Mumias secures Sh1.6b for ethanol plant

September 27, 2010

, NAIROBI, Kenya, Sep 27 – Mumias Sugar Company will in the next one and a half years start producing 22 million litres of ethanol annually, which could meet nearly 50 percent of the country\’s total demand.

This follows the signing of a financing deal between the sugar company and a consortium of banks including Ecobank Kenya and the Commercial Bank of Africa that will see them contribute Sh1.6 billion towards the construction of a new ethanol plant.

"The total cost of the project is $45 million (Sh3.64 billion).  We will fund $25 million (Sh2.01 billion) from our own internal sources and we are borrowing $20 million from the consortium," Mumias Sugar Chief Executive Officer Evans Kidero explained.

The commissioning of the project is in compliance with a government policy that requires petrol sold in Kenya to be blended with 10 percent ethanol.

The country is currently producing an average of 15 million litres per year against a total demand of between 40 and 50 million litres, a situation that presents a huge potential for Mumias.

The 100,000 tonnes of molasses generated from the factories will be used in the project where other types of alcohol such as rectified spirit will be generated and sold to industries, a move that will in turn contribute immensely to the firm\’s bottom line.

Although Mr Kidero declined to reveal the finer details of the agreement, he said the terms were competitive.

"It\’s a six-year-term loan with a two-year moratorium on the principal (amount) but due to competitive reasons, I might not tell you the interest rate at this time," he said.

Mr Kidero also underscored the importance of the plant as enabling Mumias to position itself competitively against cheap imports that are expected to flood the market from the region upon the expiry of the COMESA safeguard measures in February 2012.

While downplaying the threat of the lifting of the protective measures, the CEO said his company has a strategy to make its sugar operations more competitive.
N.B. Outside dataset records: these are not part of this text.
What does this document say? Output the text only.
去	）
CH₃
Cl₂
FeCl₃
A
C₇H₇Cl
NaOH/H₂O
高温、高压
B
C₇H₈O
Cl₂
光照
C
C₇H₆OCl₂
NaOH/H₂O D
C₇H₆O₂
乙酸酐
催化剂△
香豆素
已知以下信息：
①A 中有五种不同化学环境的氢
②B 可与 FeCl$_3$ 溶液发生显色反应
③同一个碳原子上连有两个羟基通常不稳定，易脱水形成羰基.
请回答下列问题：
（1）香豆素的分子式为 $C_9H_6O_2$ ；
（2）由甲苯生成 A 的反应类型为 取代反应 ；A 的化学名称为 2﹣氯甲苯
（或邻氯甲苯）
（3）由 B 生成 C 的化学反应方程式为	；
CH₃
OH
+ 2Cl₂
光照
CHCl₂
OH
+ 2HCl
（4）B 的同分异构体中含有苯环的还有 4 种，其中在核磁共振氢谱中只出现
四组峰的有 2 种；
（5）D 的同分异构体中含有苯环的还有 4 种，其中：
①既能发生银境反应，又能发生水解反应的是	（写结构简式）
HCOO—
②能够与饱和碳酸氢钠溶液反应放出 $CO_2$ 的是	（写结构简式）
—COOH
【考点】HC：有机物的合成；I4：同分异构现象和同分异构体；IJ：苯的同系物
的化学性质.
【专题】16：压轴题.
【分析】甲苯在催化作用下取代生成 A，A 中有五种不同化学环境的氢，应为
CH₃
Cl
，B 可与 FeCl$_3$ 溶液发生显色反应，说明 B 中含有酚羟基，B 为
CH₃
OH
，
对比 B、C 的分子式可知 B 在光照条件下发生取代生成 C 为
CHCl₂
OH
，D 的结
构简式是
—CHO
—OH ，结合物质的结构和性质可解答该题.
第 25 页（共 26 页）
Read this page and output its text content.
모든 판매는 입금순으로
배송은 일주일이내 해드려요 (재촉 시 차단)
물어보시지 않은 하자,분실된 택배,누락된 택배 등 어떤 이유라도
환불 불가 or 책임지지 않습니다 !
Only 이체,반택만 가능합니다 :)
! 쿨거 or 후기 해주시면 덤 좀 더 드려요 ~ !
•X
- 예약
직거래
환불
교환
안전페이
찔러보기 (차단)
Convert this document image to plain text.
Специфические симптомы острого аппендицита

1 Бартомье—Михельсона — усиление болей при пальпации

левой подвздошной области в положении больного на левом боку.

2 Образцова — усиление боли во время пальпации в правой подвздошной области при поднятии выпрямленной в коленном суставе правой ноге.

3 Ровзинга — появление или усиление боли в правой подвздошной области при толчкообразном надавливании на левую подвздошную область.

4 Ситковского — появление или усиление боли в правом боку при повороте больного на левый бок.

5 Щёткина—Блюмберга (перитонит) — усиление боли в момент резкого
"This thing with COMESA is overplayed. All the COMESA member states consume 5.9 million tonnes of sugar and produce 4.7 million tonnes. So 1.2 million has to be imported from outside the bloc, but that doesn\’t mean that as a country we should not work to be competitive," he said.

He highlighted the privatisation of six sugar factories by the government and Mumias generation of 26 Megawatts of electricity as some of the diversification measures that were being undertaken to improve the sub sector\’s competitiveness and efficiency.

As part of its expansion, the company is also looking at acquisitions both in Kenya and in the region although finer details of the exercise are still sketchy.